I am new to this forum as this is my first post.....

Here is my idea/plan for my project I would like some feed back on if anyone has already tried this and if it worked or if you notice anything wrong that needs to be addressed.

What I have so far :
iPad 4 16GB 4G
Just ordered CableJive's DockStubz with the micro USB charging port
Also just ordered Pure i20 dock

My goal is to use the i20 dock with the DockStubz in conjunction with the micro usb providing extra charging to a 30 pin extension cable to a lightning cable that will plug into my iPad so I can use audio out via optical on the iDock to either a Audison bit.One or Gladen DSP 6 to 8 that will run into my SUV's audio system and also take advantage of a 2amp charge.

I plan to also use a Apple Time Capsule 2/3 TB as storage for all my music and movies to stream wirelessly to my iPad. 

I don't know for certain but I have been led to believe the Pure i20 dock can charge a iPad mini but not a full sized iPad properly that is why I am using the DockStubz and its micro USB aux charging port. I will find out for sure when my items get in hopefully by Friday, I will post my findings once I know for sure.

If anyone sees anything wrong with running this or has ever tried this or even if you never thought to do this I will accept any and all feedback. I hope this helps anyone who wants to have a iPad in there vehicle but wants more than 16GB - 128GB worth of media.

I apologize for any and all grammatical errors, spelling mistakes, and/or general failing of the English language, I suck at putting words to print......


----------



## Darth_Jynx (Feb 12, 2013)

I had sometime to think and realize my post is kind of random...

My questions -

Has anyone used the Apple Time Capusle to wirelessly stream movies and music via the Airport Utility App., and if so what were the results? (I.E. speed, clarity, time delay, quality)

Is the Airport Utility App the way to go for this setup to work? Would different media file types need different programs to play them?

Haveing never used a Pure i20, what are the opinions of wirelessly streamed media quality threw the dock?
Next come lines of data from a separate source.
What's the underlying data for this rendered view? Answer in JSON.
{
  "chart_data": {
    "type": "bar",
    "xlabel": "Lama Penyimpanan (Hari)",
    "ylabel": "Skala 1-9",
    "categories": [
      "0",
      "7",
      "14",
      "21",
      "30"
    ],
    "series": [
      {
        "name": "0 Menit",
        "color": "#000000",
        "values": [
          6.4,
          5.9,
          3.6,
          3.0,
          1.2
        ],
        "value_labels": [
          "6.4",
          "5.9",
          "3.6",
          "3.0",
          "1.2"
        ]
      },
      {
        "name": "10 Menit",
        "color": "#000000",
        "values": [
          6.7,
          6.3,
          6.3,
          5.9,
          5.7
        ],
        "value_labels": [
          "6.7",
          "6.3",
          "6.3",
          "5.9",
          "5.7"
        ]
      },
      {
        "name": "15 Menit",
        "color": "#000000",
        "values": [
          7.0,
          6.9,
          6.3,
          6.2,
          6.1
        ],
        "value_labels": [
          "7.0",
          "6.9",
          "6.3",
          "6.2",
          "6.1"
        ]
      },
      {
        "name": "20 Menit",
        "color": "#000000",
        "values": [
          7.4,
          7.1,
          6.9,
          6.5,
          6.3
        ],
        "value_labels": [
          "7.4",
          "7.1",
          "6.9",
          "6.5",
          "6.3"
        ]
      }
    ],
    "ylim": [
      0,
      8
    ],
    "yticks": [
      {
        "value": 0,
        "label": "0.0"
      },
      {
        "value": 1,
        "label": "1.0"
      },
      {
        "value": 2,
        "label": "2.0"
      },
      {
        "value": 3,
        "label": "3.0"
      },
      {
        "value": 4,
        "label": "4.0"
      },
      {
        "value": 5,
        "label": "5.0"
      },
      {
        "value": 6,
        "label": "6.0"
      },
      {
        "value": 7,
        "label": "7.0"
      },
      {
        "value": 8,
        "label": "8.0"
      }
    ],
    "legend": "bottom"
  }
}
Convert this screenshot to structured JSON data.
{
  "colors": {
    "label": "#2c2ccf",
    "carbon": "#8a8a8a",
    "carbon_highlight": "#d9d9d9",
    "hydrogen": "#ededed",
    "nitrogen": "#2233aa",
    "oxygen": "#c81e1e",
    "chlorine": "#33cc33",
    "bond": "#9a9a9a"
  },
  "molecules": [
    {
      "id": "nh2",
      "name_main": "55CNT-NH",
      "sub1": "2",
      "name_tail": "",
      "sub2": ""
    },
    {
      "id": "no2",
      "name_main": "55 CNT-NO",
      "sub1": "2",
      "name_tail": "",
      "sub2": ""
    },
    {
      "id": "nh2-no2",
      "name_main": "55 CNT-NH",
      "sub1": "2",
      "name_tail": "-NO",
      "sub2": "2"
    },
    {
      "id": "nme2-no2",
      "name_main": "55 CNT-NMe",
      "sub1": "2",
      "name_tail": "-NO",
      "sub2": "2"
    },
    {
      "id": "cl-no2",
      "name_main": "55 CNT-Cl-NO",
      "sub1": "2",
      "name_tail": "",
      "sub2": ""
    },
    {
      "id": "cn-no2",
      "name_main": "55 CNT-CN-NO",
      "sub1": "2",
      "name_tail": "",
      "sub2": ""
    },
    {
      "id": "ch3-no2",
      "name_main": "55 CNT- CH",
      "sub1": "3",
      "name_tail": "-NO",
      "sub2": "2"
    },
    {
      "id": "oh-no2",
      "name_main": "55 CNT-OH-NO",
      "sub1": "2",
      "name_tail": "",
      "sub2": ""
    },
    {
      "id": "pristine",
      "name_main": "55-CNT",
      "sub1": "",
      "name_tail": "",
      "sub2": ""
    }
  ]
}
Will it properly power a iPad?


----------



## Darth_Jynx (Feb 12, 2013)

Ran into a problem with my Pure i20 it tanked on me after leaving my phone to charge overnight

DockStubz will power and sync over the aux micro USB connector.

To stream media get the app FileBrowser and load your movies in .MP4 format ( iTunes and Apple TV friendly format) onto the Time Capsual and it will stream over WiFi for music it needs to more or less be iTunes friendly music, I tried a few .flak files but they didn't play, still working the bugs out but it works.

The Program DVDFab media converter is "OK" but is buggy and locks up a lot, looking into a better media converter program.


----------